Selling property, particularly your own home, is one of the more stressful events in life. Will you get the right buyer? The best price? What if it all goes wrong?
Then an offer comes in that is acceptable, but not perfect. If for example there is a bond clause and the buyer’s bond application fails a month down the line you’ve lost all that valuable marketing time. You’ll never know whether you just missed the “perfect offer” while your buyer filled out bank forms and got FICA’d for the tenth time.
Relax; there is an answer – the “72-hour clause” often found in standard sale agreements. We’ll cover what the clause means, how it works, when you need it, and what should always be covered in it, with a note also for property buyers.
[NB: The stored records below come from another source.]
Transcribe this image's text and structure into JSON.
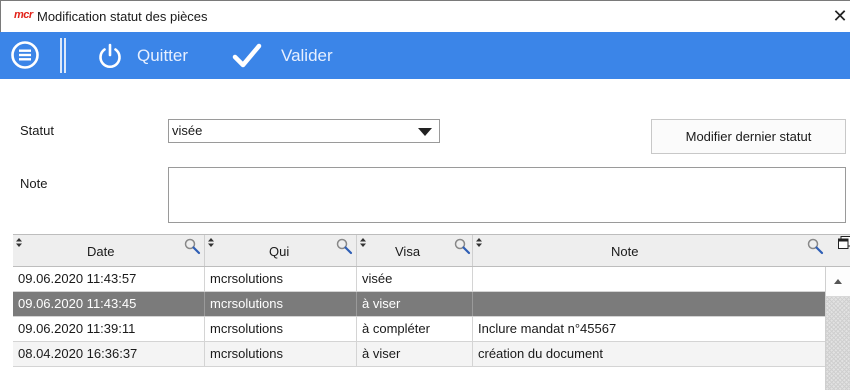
{
  "window": {
    "app_logo": "mcr",
    "title": "Modification statut des pièces",
    "close_icon": "close-icon"
  },
  "toolbar": {
    "menu_icon": "hamburger-menu-icon",
    "quit_icon": "power-icon",
    "quit_label": "Quitter",
    "validate_icon": "checkmark-icon",
    "validate_label": "Valider",
    "background_color": "#3b85e8"
  },
  "form": {
    "status_label": "Statut",
    "status_value": "visée",
    "modify_button": "Modifier dernier statut",
    "note_label": "Note",
    "note_value": ""
  },
  "grid": {
    "columns": [
      "Date",
      "Qui",
      "Visa",
      "Note"
    ],
    "rows": [
      {
        "date": "09.06.2020 11:43:57",
        "qui": "mcrsolutions",
        "visa": "visée",
        "note": ""
      },
      {
        "date": "09.06.2020 11:43:45",
        "qui": "mcrsolutions",
        "visa": "à viser",
        "note": ""
      },
      {
        "date": "09.06.2020 11:39:11",
        "qui": "mcrsolutions",
        "visa": "à compléter",
        "note": "Inclure mandat n°45567"
      },
      {
        "date": "08.04.2020 16:36:37",
        "qui": "mcrsolutions",
        "visa": "à viser",
        "note": "création du document"
      }
    ],
    "selected_row": 2,
    "selected_color": "#7b7b7b"
  }
}
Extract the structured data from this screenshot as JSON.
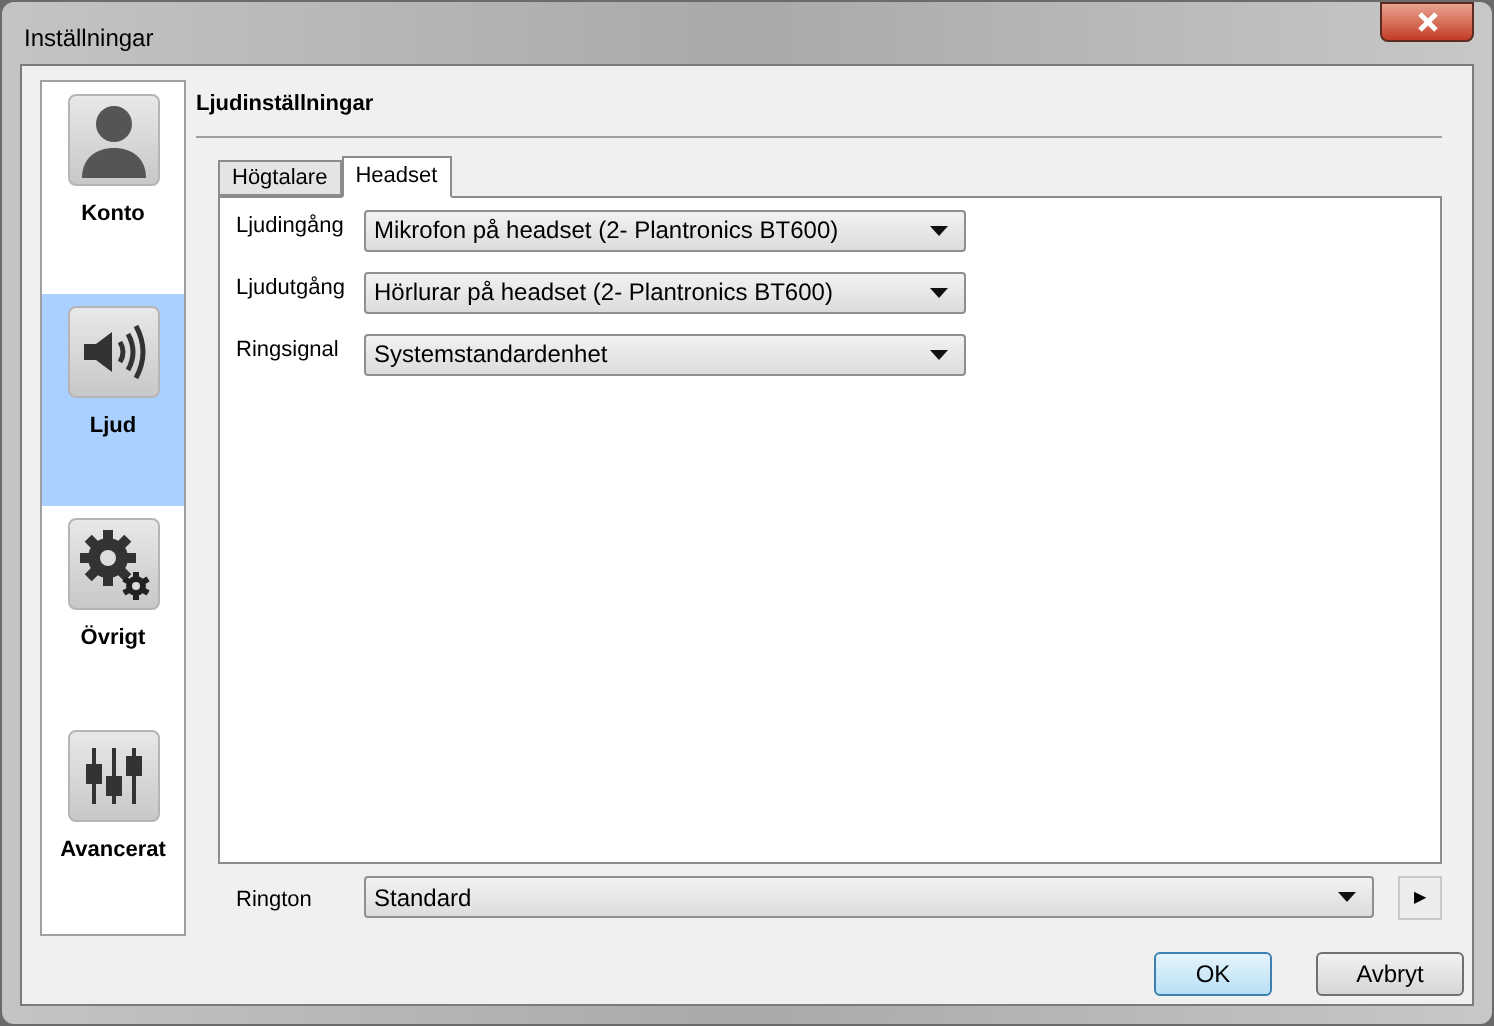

You put your property on the market and an acceptable but not-perfect offer comes in. On the “a bird in the hand is worth two in the bush” principle you want to accept the offer even though it’s not ideal.
Perhaps it’s not perfect because it’s subject to a suspensive condition – common ones give the buyer time to sell his/her current house or to obtain a bond. In both scenarios your sale will fall through if the buyer is unsuccessful within the stated time, and if that happens you are back to square one after a long and fruitless delay. Bear in mind that that delay could be a protracted one depending on what your sale agreement actually provides – normally no less than 30 days to get a bond, sometimes several months to sell an existing house. That’s a lot of very valuable marketing time lost – and you’ll never know for sure whether you just missed out on that “perfect offer”.
The “72-hour clause” and what it does
This is where the “72-hour”, “continued marketing” or “escape” clause comes in handy.
In a nutshell, it allows you to continue marketing your property until suspensive conditions are met. If your marketing pays off and an unconditional offer does come in, you can give your existing buyer 72 hours’ notice to match it. So the buyer would have an opportunity to make the sale unconditional – either by waiving (abandoning) the condition or by fulfilling it.
If the buyer fails to do whatever the clause requires within the 72 hours, you are clear to accept the new offer. If on the other hand the buyer does perform in time, the existing sale immediately becomes fully binding and the transfer process can get underway.
A note for buyers
The clause is usually there for the seller’s benefit so perhaps avoid it when you can. But if it’s a choice between your offer being accepted or not, bear in mind that having a signed sale agreement at least gives you a solid base for a full bond application and/or a concerted effort to finalise your own house sale.
Just be ready to react quickly if the seller does indeed give you the 72 hour notice – you don’t want to be rushing around in a last-minute panic.
Buyers and sellers – check the wording!
Although 72-hour clauses are common in standard sale agreements, the exact wording can vary substantially, and may need tailoring to meet your specific needs. You might for example want to be given proof of availability of funds together with a bond clause waiver, or proof that the sale of the buyer’s house is a viable one – every situation will be different.
Apart from everything else, make sure that –
- The 72 hour period specifically excludes Saturdays, Sundays and Public Holidays (religious holidays too if important to you),
- You can extend the 72 hours by mutual agreement if you want to,
- There are clear requirements for the method and timing of giving notice and of waiving conditions, and
- You aren’t binding yourself to anything else that could turn around and bite you down the line.
Delete the clause if it doesn’t apply.
As always, have your lawyer check it all for you before you sign anything!